A suspeição de Moro é considerada o caminho mais promissor para Lula. O pedido ganhou força em junho, após as revelações, pelo site The Intercept Brasil, de conversas mantidas pelo ex-juiz com procuradores da força-tarefa da Operação Lava-Jato.

A Segunda Turma do tribunal é composta pelos ministros Cármen Lúcia, Edson Fachin, Gilmar Mendes, Ricardo Lewandowski e Celso de Mello. Hoje acredita-se em um empate, ainda com dúvidas sobre qual vai ser a decisão do decano — o fiel da balança no caso. O lado favorável à suspeição do ex-juiz tem se mostrado mais confiante com um eventual apoio de Celso de Mello.

Com a soltura de Lula, o caso perdeu prioridade na pauta do colegiado. Isso tem feito a ala contrária à suspeição de Moro tentar um adiamento do julgamento. A última sessão da turma antes do recesso do Judiciário ocorre em 16 de dezembro. O caso é complexo e envolve, além da questão da possível suspeição de Moro, um debate sobre o papel de provas ilícitas (neste caso, as mensagens divulgadas) em processos.

A inelegibilidade do líder petista hoje é mantida pelo caso do tríplex. Se for determinada a suspeição de Moro e a condenação for anulada, o caso é devolvido para a fase de denúncia e Lula fica elegível novamente. A situação poderia ser novamente revertida se o ex-presidente fosse condenado em segunda instância neste ou em outro processo penal.

O caso mais avançado, em tese, é o do sítio de Atibaia (SP), com julgamento marcado pelo TRF-4 para 27 de novembro. A expectativa é que seja remetido à fase de considerações finais na primeira instância, em linha com o que foi decidido pelo STF no caso de Aldemir Bendine, quando foi debatida a tese do direito de resposta em processos envolvendo réus delatores.

Fatores políticos

“Lula provavelmente permanecerá fora da prisão por um período mais longo, dado o novo entendimento do Supremo, elevando a polarização política”, observam os analistas da consultoria especializada em risco político Eurasia Group.

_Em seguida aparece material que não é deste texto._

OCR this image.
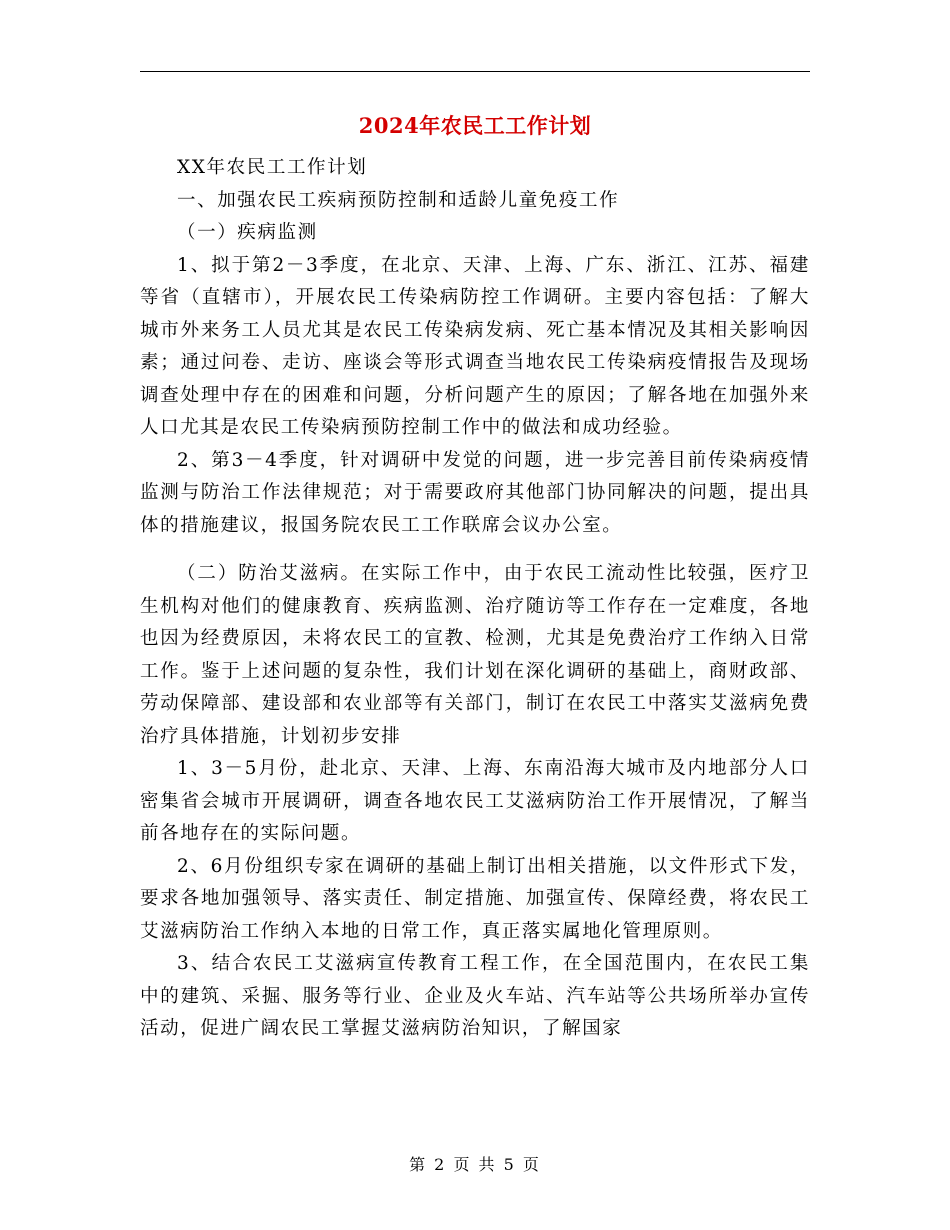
2024年农民工工作计划

XX年农民工工作计划

一、加强农民工疾病预防控制和适龄儿童免疫工作

（一）疾病监测

1、拟于第2－3季度，在北京、天津、上海、广东、浙江、江苏、福建等省（直辖市），开展农民工传染病防控工作调研。主要内容包括：了解大城市外来务工人员尤其是农民工传染病发病、死亡基本情况及其相关影响因素；通过问卷、走访、座谈会等形式调查当地农民工传染病疫情报告及现场调查处理中存在的困难和问题，分析问题产生的原因；了解各地在加强外来人口尤其是农民工传染病预防控制工作中的做法和成功经验。

2、第3－4季度，针对调研中发觉的问题，进一步完善目前传染病疫情监测与防治工作法律规范；对于需要政府其他部门协同解决的问题，提出具体的措施建议，报国务院农民工工作联席会议办公室。

（二）防治艾滋病。在实际工作中，由于农民工流动性比较强，医疗卫生机构对他们的健康教育、疾病监测、治疗随访等工作存在一定难度，各地也因为经费原因，未将农民工的宣教、检测，尤其是免费治疗工作纳入日常工作。鉴于上述问题的复杂性，我们计划在深化调研的基础上，商财政部、劳动保障部、建设部和农业部等有关部门，制订在农民工中落实艾滋病免费治疗具体措施，计划初步安排

1、3－5月份，赴北京、天津、上海、东南沿海大城市及内地部分人口密集省会城市开展调研，调查各地农民工艾滋病防治工作开展情况，了解当前各地存在的实际问题。

2、6月份组织专家在调研的基础上制订出相关措施，以文件形式下发，要求各地加强领导、落实责任、制定措施、加强宣传、保障经费，将农民工艾滋病防治工作纳入本地的日常工作，真正落实属地化管理原则。

3、结合农民工艾滋病宣传教育工程工作，在全国范围内，在农民工集中的建筑、采掘、服务等行业、企业及火车站、汽车站等公共场所举办宣传活动，促进广阔农民工掌握艾滋病防治知识，了解国家

第 2 页 共 5 页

A nova condição do presidente naturalmente desloca o debate para a esfera eleitoral. Na avaliação dos especialistas, as chances de êxito de Lula no julgamento da suspeição de Moro cresceram, mas a elegibilidade do líder petista no pleito de 2022 continua sendo um cenário improvável.

“Embora as chances de o STF derrubar [as decisões no caso tríplex] estejam crescendo, a probabilidade de Lula estar apto a disputar nas eleições locais de 2020 ou nas gerais de 2022 continua baixa. Se a corte alterar seu caso, é provável que ele seja condenado após um novo julgamento”, pontuam.

Eles lembram que Lula também responde a outros processos e já foi condenado em primeira instância no caso do sítio de Atibaia. Para ser enquadrado na Lei da Ficha Limpa, basta uma condenação por órgão colegiado.

A equipe de análise política da XP Investimentos vê “chances importantes” de Lula ser beneficiado por uma decisão que ateste para uma suposta parcialidade de Moro. O caminho para o pleito de 2022, porém ainda seria longo e incerto ao petista.

De qualquer forma, do ponto de vista político, o debate tem consequências internas para o PT. Lula solto e com um debate em curso sobre elegibilidade — a despeito das chances de isso se confirmar futuramente — ajuda a controlar as disputas dentro do partido e a aglutinar forças.

Com Lula em liberdade, disputas precoces por posições de destaque no partido são abafadas. Na avaliação de aliados, o ex-presidente tem maior capacidade de reorganizar parte importante da oposição, alterar o xadrez da governabilidade e o próprio jogo eleitoral.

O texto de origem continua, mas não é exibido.